Why bool( object )?

Steven D'Aprano steven at REMOVE.THIS.cybersource.com.au
Tue Apr 28 03:39:51 EDT 2009


On Mon, 27 Apr 2009 23:11:11 -0700, Aaron Brady wrote:

> What is the rationale for considering all instances true of a user-
> defined type?  Is it strictly a practical stipulation, or is there
> something conceptually true about objects?

Seven years ago, in an attempt to convince Guido *not* to include 
booleans in Python, Laura Creighton wrote a long, detailed post 
explaining her opposition.

At the heart of her argument is the observation that Python didn't need 
booleans, at least not the ints-in-fancy-hats booleans that we've ended 
up with, because Python already made a far more useful and fundamental 
distinction: between Something and Nothing.

http://groups.google.com/group/comp.lang.python/msg/2de5e1c8384c0360?hl=en

All objects are either Something or Nothing. The instances of some 
classes are always Something, just as the instances of some classes are 
always Nothing. By default, instances are Something, unless __nonzero__ 
returns False, or __len__ returns 0, then they are Nothing.

In a boolean (or truth) context, Something and Nothing behave like True 
and False in languages with real booleans:

if obj:
    print "I am Something"
else:
    print "I am Nothing"


To steal an idiom from Laura: Python has a float-shaped Nothing 0.0, a 
list-shaped Nothing [], a dict-shaped Nothing {}, an int-shaped Nothing 
0, a singleton Nothing None, and so forth.
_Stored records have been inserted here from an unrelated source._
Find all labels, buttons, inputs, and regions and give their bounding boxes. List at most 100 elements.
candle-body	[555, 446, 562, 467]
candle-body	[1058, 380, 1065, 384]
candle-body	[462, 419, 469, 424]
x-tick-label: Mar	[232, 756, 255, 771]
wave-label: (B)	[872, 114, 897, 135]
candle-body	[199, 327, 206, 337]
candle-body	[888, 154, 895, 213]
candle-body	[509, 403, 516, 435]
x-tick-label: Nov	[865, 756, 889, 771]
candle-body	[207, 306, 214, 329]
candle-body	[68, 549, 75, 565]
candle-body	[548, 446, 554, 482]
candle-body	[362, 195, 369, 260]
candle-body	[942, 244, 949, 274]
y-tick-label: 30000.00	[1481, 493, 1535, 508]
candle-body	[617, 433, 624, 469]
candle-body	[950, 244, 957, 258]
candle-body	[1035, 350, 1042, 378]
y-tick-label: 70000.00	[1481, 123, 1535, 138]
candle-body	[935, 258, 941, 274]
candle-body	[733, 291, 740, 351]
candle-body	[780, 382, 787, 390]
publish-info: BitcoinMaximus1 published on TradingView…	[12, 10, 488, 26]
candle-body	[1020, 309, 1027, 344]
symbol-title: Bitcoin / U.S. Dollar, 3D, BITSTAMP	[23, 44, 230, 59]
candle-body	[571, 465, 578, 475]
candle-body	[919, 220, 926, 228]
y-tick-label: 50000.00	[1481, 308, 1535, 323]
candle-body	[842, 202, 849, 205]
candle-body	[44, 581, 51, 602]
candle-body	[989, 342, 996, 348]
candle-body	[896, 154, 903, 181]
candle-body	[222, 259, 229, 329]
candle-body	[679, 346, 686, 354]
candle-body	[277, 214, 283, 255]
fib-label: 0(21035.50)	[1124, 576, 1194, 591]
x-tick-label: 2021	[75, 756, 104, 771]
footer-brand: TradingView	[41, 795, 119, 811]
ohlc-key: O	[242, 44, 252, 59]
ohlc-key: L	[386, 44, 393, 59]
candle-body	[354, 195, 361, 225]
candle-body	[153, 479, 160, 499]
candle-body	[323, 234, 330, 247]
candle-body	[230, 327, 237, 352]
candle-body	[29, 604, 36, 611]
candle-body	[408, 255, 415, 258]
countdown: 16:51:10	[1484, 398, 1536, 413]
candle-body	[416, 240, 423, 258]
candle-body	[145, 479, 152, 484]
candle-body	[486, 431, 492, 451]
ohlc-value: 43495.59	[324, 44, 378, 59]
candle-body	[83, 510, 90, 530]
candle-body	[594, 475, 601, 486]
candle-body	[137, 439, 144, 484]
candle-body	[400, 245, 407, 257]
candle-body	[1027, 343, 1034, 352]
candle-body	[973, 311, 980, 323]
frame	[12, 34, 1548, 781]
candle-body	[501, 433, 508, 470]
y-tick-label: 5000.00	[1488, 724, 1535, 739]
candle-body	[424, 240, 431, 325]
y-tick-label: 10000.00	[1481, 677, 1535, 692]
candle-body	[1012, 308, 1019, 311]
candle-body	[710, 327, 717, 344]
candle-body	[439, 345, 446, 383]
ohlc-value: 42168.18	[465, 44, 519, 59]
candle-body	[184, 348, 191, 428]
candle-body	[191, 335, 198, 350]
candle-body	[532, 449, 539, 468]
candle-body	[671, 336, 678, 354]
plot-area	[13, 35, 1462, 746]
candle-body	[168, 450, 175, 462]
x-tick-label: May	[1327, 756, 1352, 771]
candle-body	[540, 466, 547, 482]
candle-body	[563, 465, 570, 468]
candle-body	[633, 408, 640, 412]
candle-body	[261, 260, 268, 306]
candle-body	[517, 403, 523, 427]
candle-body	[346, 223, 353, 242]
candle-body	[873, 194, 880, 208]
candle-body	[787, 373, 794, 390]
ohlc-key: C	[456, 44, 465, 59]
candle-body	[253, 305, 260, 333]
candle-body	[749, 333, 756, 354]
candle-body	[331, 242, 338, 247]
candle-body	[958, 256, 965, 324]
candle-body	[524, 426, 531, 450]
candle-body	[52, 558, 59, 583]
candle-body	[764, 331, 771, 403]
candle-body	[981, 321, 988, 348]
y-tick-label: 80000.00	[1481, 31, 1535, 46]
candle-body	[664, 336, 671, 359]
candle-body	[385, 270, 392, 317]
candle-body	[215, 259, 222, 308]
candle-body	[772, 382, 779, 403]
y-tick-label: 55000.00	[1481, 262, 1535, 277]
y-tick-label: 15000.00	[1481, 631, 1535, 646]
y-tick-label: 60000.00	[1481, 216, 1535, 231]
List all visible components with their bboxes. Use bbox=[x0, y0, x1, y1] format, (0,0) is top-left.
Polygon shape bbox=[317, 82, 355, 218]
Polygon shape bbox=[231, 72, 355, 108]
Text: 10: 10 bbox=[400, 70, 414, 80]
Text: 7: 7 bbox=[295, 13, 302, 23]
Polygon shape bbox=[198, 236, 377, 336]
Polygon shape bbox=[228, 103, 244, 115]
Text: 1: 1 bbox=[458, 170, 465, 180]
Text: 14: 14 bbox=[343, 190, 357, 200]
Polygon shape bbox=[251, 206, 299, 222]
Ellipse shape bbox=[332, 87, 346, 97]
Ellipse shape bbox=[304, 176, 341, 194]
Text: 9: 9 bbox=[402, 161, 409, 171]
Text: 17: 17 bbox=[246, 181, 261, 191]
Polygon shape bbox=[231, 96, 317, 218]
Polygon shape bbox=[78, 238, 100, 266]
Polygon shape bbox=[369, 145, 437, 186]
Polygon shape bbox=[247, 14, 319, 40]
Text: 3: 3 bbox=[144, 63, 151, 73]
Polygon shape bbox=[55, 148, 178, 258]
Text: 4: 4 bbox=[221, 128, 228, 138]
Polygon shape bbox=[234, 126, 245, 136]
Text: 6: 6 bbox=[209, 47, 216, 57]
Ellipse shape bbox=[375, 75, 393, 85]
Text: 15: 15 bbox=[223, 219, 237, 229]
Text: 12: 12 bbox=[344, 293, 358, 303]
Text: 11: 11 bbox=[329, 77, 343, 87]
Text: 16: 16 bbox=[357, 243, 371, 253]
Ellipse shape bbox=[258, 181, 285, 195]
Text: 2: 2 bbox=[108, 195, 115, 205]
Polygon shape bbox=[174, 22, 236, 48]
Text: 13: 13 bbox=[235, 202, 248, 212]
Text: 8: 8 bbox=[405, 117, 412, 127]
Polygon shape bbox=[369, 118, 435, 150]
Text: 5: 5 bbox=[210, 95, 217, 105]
It also has many corresponding 
Somethings.

All bool() does is convert Something or Nothing into a canonical form, 
the subclassed ints True and False.

I'm not sure whether Guido ever used the terms Something vs Nothing when 
describing Python's truth-testing model, but it is clearly there, at the 
heart of Python. Python didn't even get a boolean type until version 2.3.